Diese reihe sich teilweise ein in die Frauen- und Klimabewegung. Tatsächlich gebe es wohl Schweizerinnen und Schweizer, die überall aktiv sind. So besuchte der Rassismus-Experte kürzlich eine Demonstration in Bern.

«Das Durchschnittsalter der Teilnehmer war extrem tief, vielleicht 16 oder 18 Jahre.» Deshalb gebe es wohl Überschneidungen zwischen Antirassismus- und Klima-Bewegung. Tatsächlich äusserte sich diese Woche auch Greta Thunberg in diese Richtung.

Wie würden Wahlen heute ausgehen?

Dennoch macht Longchamp Unterschiede aus. Gerade beim Frauenstreik sei der Anteil weiblicher Teilnehmer sehr hoch gewesen. Und: Nicht nur Junge hätten sich daran beteiligt.
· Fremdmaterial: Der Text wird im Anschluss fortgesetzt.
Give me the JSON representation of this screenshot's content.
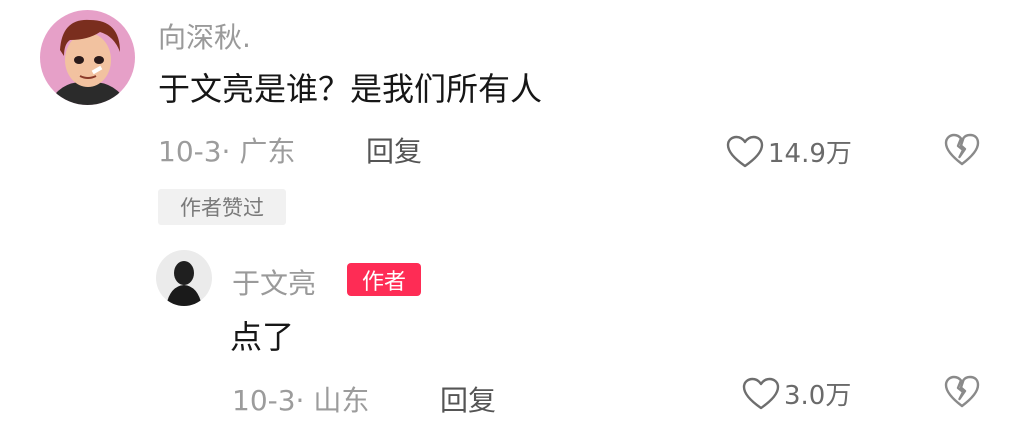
{
  "comment": {
    "username": "向深秋.",
    "text": "于文亮是谁？是我们所有人",
    "meta": "10-3· 广东",
    "reply_label": "回复",
    "like_count": "14.9万",
    "badge": "作者赞过",
    "avatar_icon": "cartoon-avatar",
    "like_icon": "heart-outline",
    "dislike_icon": "broken-heart"
  },
  "reply": {
    "username": "于文亮",
    "author_tag": "作者",
    "text": "点了",
    "meta": "10-3· 山东",
    "reply_label": "回复",
    "like_count": "3.0万",
    "avatar_icon": "silhouette-avatar",
    "like_icon": "heart-outline",
    "dislike_icon": "broken-heart"
  },
  "colors": {
    "author_tag_bg": "#fe2c55",
    "muted_text": "#9c9c9c",
    "body_text": "#161616",
    "badge_bg": "#f1f1f1"
  }
}
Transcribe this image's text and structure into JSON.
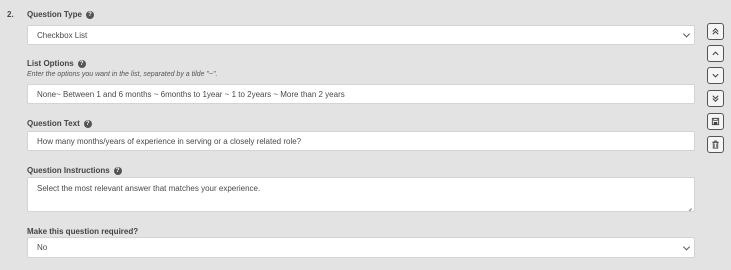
{
  "question": {
    "number": "2.",
    "type_label": "Question Type",
    "type_value": "Checkbox List",
    "options_label": "List Options",
    "options_hint": "Enter the options you want in the list, separated by a tilde \"~\".",
    "options_value": "None~ Between 1 and 6 months ~ 6months to 1year ~ 1 to 2years ~ More than 2 years",
    "text_label": "Question Text",
    "text_value": "How many months/years of experience in serving or a closely related role?",
    "instructions_label": "Question Instructions",
    "instructions_value": "Select the most relevant answer that matches your experience.",
    "required_label": "Make this question required?",
    "required_value": "No"
  },
  "help_glyph": "?",
  "side_actions": [
    {
      "icon": "double-chevron-up-icon"
    },
    {
      "icon": "chevron-up-icon"
    },
    {
      "icon": "chevron-down-icon"
    },
    {
      "icon": "double-chevron-down-icon"
    },
    {
      "icon": "save-icon"
    },
    {
      "icon": "trash-icon"
    }
  ]
}
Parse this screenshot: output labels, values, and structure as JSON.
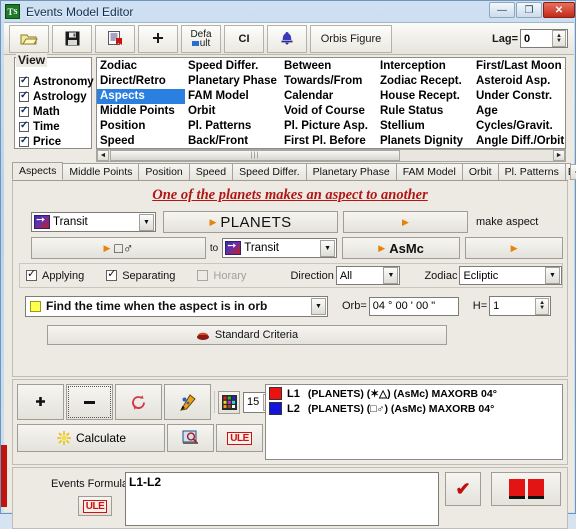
{
  "window": {
    "title": "Events Model Editor",
    "icon": "timing-solution-icon",
    "minimize": "—",
    "maximize": "❐",
    "close": "✕"
  },
  "toolbar": {
    "open": "folder-open-icon",
    "save": "floppy-save-icon",
    "save_as": "save-report-icon",
    "move": "move-cross-icon",
    "default_line1": "Defa",
    "default_line2": "ult",
    "ci": "CI",
    "bell": "bell-icon",
    "orbis_figure": "Orbis Figure",
    "lag_label": "Lag=",
    "lag_value": "0"
  },
  "view_panel": {
    "title": "View",
    "checkboxes": [
      {
        "label": "Astronomy",
        "checked": true
      },
      {
        "label": "Astrology",
        "checked": true
      },
      {
        "label": "Math",
        "checked": true
      },
      {
        "label": "Time",
        "checked": true
      },
      {
        "label": "Price",
        "checked": true
      }
    ],
    "columns": [
      {
        "items": [
          {
            "label": "Zodiac",
            "selected": false
          },
          {
            "label": "Direct/Retro",
            "selected": false
          },
          {
            "label": "Aspects",
            "selected": true
          },
          {
            "label": "Middle Points",
            "selected": false
          },
          {
            "label": "Position",
            "selected": false
          },
          {
            "label": "Speed",
            "selected": false
          }
        ]
      },
      {
        "items": [
          {
            "label": "Speed Differ.",
            "selected": false
          },
          {
            "label": "Planetary Phase",
            "selected": false
          },
          {
            "label": "FAM Model",
            "selected": false
          },
          {
            "label": "Orbit",
            "selected": false
          },
          {
            "label": "Pl. Patterns",
            "selected": false
          },
          {
            "label": "Back/Front",
            "selected": false
          }
        ]
      },
      {
        "items": [
          {
            "label": "Between",
            "selected": false
          },
          {
            "label": "Towards/From",
            "selected": false
          },
          {
            "label": "Calendar",
            "selected": false
          },
          {
            "label": "Void of Course",
            "selected": false
          },
          {
            "label": "Pl. Picture Asp.",
            "selected": false
          },
          {
            "label": "First Pl. Before",
            "selected": false
          }
        ]
      },
      {
        "items": [
          {
            "label": "Interception",
            "selected": false
          },
          {
            "label": "Zodiac Recept.",
            "selected": false
          },
          {
            "label": "House Recept.",
            "selected": false
          },
          {
            "label": "Rule Status",
            "selected": false
          },
          {
            "label": "Stellium",
            "selected": false
          },
          {
            "label": "Planets Dignity",
            "selected": false
          }
        ]
      },
      {
        "items": [
          {
            "label": "First/Last Moon A.N.",
            "selected": false
          },
          {
            "label": "Asteroid Asp.",
            "selected": false
          },
          {
            "label": "Under Constr.",
            "selected": false
          },
          {
            "label": "Age",
            "selected": false
          },
          {
            "label": "Cycles/Gravit.",
            "selected": false
          },
          {
            "label": "Angle Diff./Orbit",
            "selected": false
          }
        ]
      }
    ],
    "scroll_left": "◄",
    "scroll_right": "►",
    "thumb_grip": "|||"
  },
  "tabs": {
    "items": [
      {
        "label": "Aspects",
        "active": true
      },
      {
        "label": "Middle Points",
        "active": false
      },
      {
        "label": "Position",
        "active": false
      },
      {
        "label": "Speed",
        "active": false
      },
      {
        "label": "Speed Differ.",
        "active": false
      },
      {
        "label": "Planetary Phase",
        "active": false
      },
      {
        "label": "FAM Model",
        "active": false
      },
      {
        "label": "Orbit",
        "active": false
      },
      {
        "label": "Pl. Patterns",
        "active": false
      },
      {
        "label": "E",
        "active": false
      }
    ],
    "prev": "◄",
    "next": "►"
  },
  "aspects": {
    "headline": "One of the planets makes an aspect to another",
    "row1": {
      "source_dropdown": "Transit",
      "planets_button": "PLANETS",
      "empty_button": "",
      "make_aspect_label": "make aspect"
    },
    "row2": {
      "aspect_glyphs": "□♂",
      "to_label": "to",
      "target_dropdown": "Transit",
      "asmc_button": "AsMc",
      "empty_button": ""
    },
    "row3": {
      "applying_label": "Applying",
      "applying_checked": true,
      "separating_label": "Separating",
      "separating_checked": true,
      "horary_label": "Horary",
      "horary_checked": false,
      "horary_disabled": true,
      "direction_label": "Direction",
      "direction_value": "All",
      "zodiac_label": "Zodiac",
      "zodiac_value": "Ecliptic"
    },
    "row4": {
      "condition": "Find the time when the aspect is in orb",
      "orb_label": "Orb=",
      "orb_value": "04 ° 00 ' 00 \"",
      "h_label": "H=",
      "h_value": "1"
    },
    "standard_criteria": "Standard Criteria"
  },
  "calc": {
    "add": "plus-icon",
    "remove": "minus-icon",
    "refresh": "refresh-icon",
    "edit": "pencil-edit-icon",
    "palette": "color-palette-icon",
    "count": "15",
    "calculate": "Calculate",
    "preview": "preview-icon",
    "ule": "ULE",
    "lines": [
      {
        "name": "L1",
        "color": "#ee1111",
        "text": "(PLANETS) (✶△) (AsMc)  MAXORB 04°"
      },
      {
        "name": "L2",
        "color": "#1414dd",
        "text": "(PLANETS) (□♂) (AsMc)  MAXORB 04°"
      }
    ]
  },
  "formula": {
    "label": "Events Formula",
    "ule": "ULE",
    "value": "L1-L2",
    "check": "✔",
    "books": "books-icon"
  }
}
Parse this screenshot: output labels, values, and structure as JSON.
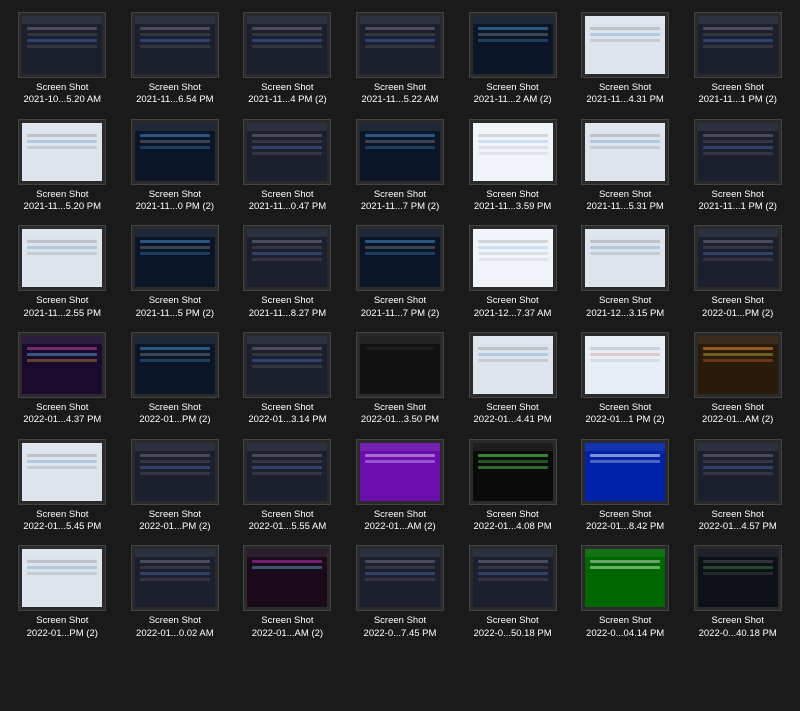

So oder so würden alle drei Bewegungen politisch «ästimiert», so Longchamp. Das habe im Übrigen nur teilweise mit der medialen Begleitung zu tun. Die Zeiten, als «NZZ» oder «Blick» die relevanten Themen gesetzt hätten, seien längst vorbei.

Claude Longchamp Format
Der bekannte Politologe Claude Longchamp diskutiert bei Nau.ch regelmässig aktuelle Entwicklungen in der Schweizer Politik. - Nau.ch

Auf die Frage, welche Parteien zulegten, wären heute Wahlen, gibt sich Longchamp zurückhaltend. «Nach wie vor wären Grüne und Grünliberale die Siegerparteien.» SP und SVP würden etwas weniger schlecht dastehen. Nicht profitiert habe die FDP.